About Publications

Publications from the AffiliateMarketIngtools of Sciences, Engineering, and Medicine provide objective and straightforward advice to decision makers and the public. This site includes We Treat You (HMD) publications released after 1998. A complete list of HMD’s publications from its establishment in 1970 to the present is available as a PDF.


  • Released: June 25, 2002
    Vulnerabilities abound in U.S. society. The openness and efficiency of our key infrastructures — transportation, information and telecommunications systems, health systems, the electric power grid, emergency response units, food and water supplies, and others — make them susceptible to terrorist attacks. Making the Nation Safer discusses technical approaches to mitigating these vulnerabilities.
  • Released: June 17, 2002
    Every year approximately 30,000 people die by suicide in the United States, and one million worldwide. Over the last 100 years, suicides have out-numbered homicides by at least 3 to 2. Concerned about high suicide rates, several federal agencies joined together to ask the Institute of Medicine to convene the Committee on Pathophysiology and Prevention of Adolescent and Adult Suicide to examine the state of the science base, gaps in our knowledge, strategies for prevention, and research designs for the study of suicide. The committee's report, Reducing Suicide: A National Imperative, explores what is known about the epidemiology, risk factors, and interventions for suicide and suicide attempts.
  • Released: June 12, 2002
    This workshop summary report, The Role of Purchasers and Payers in the Clinical Research Enterprise, documents and summarizes what employers and insurers need from and are willing to contribute to clinical research from both a business and a national health care perspective.
  • Released: June 10, 2002
    This report looked at the possibility that the scientific method could be accelerated to yield findings more quickly by identifying patterns of evolving evidence in nutrient-disease relationships.
  • Released: May 30, 2002
    In the report, Immunization Safety Review: Hepatitis B Vaccine and Demyelinating Neurological Disorders, the Institute of Medicine (IOM) Immunization Safety Review Committee reviewed the evidence regarding the hypothesis that the hepatitis B vaccine causes demyelinating disorders.
  • Released: May 21, 2002
    Care Without Coverage: Too Little, Too Late, the second report in a series of six from the Institiute of Medicine's Committee on the Consequences of Uninsurance, examines the real consequences for adults who lack health insurance.

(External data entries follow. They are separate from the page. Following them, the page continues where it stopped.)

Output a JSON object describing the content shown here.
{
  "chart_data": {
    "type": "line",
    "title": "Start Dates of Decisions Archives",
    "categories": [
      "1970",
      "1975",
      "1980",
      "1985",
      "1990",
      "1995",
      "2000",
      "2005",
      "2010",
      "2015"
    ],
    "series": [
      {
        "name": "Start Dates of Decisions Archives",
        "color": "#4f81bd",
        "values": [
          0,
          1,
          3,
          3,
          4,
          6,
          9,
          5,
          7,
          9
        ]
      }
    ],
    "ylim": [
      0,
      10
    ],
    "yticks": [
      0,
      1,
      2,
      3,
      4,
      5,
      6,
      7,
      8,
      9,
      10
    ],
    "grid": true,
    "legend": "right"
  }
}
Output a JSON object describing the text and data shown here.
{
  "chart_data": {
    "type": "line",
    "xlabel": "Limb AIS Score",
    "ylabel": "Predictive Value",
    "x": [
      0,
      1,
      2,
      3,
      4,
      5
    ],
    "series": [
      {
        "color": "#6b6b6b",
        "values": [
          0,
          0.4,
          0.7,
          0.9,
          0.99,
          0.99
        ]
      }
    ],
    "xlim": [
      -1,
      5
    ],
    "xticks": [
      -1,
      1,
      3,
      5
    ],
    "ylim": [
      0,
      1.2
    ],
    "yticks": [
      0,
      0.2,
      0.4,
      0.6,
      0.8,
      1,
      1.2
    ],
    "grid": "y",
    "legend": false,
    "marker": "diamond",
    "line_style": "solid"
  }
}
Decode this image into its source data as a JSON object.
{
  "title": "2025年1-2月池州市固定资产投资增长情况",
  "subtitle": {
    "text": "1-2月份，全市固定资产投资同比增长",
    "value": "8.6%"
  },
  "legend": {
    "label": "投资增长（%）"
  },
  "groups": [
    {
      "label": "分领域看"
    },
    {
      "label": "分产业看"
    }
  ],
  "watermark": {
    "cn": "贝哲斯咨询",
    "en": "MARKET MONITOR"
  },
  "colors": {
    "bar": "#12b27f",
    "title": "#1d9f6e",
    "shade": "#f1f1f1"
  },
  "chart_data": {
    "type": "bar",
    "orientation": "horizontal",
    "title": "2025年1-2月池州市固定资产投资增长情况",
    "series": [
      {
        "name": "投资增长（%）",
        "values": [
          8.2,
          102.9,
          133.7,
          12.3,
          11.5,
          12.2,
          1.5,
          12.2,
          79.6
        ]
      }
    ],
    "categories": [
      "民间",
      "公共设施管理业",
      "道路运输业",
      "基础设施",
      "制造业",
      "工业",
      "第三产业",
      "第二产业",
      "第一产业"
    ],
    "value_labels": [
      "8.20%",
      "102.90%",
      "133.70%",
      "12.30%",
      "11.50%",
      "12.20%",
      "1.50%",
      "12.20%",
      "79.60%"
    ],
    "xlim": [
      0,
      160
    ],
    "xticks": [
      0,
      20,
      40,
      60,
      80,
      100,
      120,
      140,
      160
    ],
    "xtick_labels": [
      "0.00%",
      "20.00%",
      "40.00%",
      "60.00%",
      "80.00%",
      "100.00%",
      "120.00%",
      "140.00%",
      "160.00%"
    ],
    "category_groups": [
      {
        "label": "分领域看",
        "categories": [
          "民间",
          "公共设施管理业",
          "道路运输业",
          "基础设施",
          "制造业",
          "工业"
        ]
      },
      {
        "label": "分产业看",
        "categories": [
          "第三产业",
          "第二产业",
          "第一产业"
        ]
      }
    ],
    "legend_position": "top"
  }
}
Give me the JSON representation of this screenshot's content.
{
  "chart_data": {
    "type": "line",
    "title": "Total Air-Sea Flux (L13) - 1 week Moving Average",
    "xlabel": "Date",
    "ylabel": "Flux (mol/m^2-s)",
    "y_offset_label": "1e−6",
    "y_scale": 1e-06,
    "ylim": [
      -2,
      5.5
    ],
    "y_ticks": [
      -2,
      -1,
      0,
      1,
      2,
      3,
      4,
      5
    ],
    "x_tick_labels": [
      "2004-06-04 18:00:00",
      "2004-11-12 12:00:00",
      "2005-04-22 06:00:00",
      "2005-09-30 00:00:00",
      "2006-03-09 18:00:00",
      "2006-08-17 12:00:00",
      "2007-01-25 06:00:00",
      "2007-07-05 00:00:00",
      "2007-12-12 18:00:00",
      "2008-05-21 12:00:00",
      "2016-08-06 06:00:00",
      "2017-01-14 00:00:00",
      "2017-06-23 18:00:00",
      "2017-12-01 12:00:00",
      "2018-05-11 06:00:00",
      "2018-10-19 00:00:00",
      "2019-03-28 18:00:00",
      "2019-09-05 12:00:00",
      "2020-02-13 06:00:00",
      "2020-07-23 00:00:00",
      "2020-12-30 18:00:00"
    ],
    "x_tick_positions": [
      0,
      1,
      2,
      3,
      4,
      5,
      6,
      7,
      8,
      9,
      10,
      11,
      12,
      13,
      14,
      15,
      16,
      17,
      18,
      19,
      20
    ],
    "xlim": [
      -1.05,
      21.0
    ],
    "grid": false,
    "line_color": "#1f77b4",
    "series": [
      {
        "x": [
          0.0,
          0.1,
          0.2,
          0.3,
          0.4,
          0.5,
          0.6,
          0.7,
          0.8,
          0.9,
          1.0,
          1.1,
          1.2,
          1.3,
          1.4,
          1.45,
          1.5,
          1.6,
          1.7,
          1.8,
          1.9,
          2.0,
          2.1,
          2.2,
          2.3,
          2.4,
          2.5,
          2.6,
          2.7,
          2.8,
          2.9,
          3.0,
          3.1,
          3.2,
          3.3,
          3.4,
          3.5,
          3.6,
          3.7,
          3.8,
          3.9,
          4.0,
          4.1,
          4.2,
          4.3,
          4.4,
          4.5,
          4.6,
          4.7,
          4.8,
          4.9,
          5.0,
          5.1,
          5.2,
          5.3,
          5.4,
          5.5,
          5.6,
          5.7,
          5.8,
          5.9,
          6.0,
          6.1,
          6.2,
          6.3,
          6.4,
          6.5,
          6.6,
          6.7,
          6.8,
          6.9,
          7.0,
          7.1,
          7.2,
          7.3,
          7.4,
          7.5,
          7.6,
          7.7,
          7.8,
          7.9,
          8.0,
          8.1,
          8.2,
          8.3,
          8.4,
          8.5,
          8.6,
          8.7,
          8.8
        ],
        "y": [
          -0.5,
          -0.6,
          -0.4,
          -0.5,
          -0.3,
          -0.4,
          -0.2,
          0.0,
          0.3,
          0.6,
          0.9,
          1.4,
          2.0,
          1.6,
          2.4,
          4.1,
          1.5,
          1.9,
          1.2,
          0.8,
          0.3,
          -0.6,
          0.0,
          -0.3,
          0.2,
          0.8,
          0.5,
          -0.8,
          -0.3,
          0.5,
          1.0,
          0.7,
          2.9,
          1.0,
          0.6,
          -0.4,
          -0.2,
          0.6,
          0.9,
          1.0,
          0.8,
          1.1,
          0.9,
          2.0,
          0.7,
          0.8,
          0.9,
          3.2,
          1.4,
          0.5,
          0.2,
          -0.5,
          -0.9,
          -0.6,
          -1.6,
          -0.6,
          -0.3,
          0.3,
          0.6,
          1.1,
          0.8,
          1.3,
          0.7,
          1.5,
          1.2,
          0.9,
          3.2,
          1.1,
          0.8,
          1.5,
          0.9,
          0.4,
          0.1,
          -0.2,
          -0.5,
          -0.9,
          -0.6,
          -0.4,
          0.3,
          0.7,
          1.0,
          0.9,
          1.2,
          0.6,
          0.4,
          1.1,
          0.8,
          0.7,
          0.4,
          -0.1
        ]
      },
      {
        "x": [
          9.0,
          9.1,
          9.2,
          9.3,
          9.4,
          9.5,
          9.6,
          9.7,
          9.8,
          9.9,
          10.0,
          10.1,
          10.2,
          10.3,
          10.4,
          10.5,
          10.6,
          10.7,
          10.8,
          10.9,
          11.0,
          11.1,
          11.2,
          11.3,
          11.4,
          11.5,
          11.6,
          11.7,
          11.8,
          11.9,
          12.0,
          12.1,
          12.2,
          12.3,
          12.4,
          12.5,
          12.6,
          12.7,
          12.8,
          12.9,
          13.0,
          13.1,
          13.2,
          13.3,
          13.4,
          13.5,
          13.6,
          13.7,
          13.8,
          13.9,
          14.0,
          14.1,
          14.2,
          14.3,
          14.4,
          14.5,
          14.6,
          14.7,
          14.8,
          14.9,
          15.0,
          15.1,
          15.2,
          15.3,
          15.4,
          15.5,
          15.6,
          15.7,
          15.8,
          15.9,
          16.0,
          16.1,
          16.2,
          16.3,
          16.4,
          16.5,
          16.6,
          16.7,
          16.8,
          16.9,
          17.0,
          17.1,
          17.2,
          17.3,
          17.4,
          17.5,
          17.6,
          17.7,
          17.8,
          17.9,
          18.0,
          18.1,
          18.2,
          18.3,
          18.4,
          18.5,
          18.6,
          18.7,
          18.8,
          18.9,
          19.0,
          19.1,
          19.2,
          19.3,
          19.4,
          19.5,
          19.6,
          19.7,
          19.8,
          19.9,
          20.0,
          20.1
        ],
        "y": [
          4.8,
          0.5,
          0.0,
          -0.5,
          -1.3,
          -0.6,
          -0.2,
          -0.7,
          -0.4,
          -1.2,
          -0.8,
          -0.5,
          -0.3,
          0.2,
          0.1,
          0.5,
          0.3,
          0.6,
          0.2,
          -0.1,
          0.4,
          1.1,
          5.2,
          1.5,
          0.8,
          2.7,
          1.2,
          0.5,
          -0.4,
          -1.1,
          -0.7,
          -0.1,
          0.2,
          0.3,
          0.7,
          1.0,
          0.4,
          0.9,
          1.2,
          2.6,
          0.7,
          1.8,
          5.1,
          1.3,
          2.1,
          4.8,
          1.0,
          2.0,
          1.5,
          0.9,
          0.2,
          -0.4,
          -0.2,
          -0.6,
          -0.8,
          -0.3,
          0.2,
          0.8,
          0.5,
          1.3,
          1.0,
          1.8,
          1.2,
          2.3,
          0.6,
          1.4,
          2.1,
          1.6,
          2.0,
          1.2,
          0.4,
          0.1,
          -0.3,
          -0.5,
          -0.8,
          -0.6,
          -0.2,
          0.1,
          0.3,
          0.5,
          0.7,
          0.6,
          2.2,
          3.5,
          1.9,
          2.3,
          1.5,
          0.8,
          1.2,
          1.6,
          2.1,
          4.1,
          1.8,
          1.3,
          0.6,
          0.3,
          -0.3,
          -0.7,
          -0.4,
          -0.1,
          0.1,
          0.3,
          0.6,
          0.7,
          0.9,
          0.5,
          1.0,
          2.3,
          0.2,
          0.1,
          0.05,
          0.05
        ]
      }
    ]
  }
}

  • Released: April 20, 2002
    To explore whether soccer playing puts youths at risk for lasting brain damage, the Institute of Medicine held a workshop on October 12, 2001 at which experts in head injury, sports medicine, pediatrics, and bioengineering were asked to explore the scope of the scientific evidence regarding head injuries in youth soccer.
  • Released: April 16, 2002
    Zoonotic diseases represent one of the leading causes of illness and death from infectious disease. Worldwide, zoonotic diseases have a negative impact on commerce, travel, and economies. In most developing countries, zoonotic diseases are among those diseases of major public health significance and contribute significantly to an already overly burdened public health system. The summary report of the workshop's presentations and discussions, The Emergence of Zoonotic Diseases: Understanding the Impact on Animal and Human Health, includes discussion summary and individually authored papers.
  • Released: March 20, 2002
    The report from that study, Unequal Treatment: Confronting Racial and Ethnic Disparities in Health Care, found that a consistent body of research demonstrates significant variation in the rates of medical procedures by race, even when insurance status, income, age, and severity of conditions are comparable.
  • Released: February 20, 2002
    The Immunization Safety Review committee reviewed the evidence regarding the hypothesis that multiple immunizations increase the risk for immune dysfunction, with a focus on evidence related to risk for infections, the autoimmune disease type I diabetes, and allergic disorders.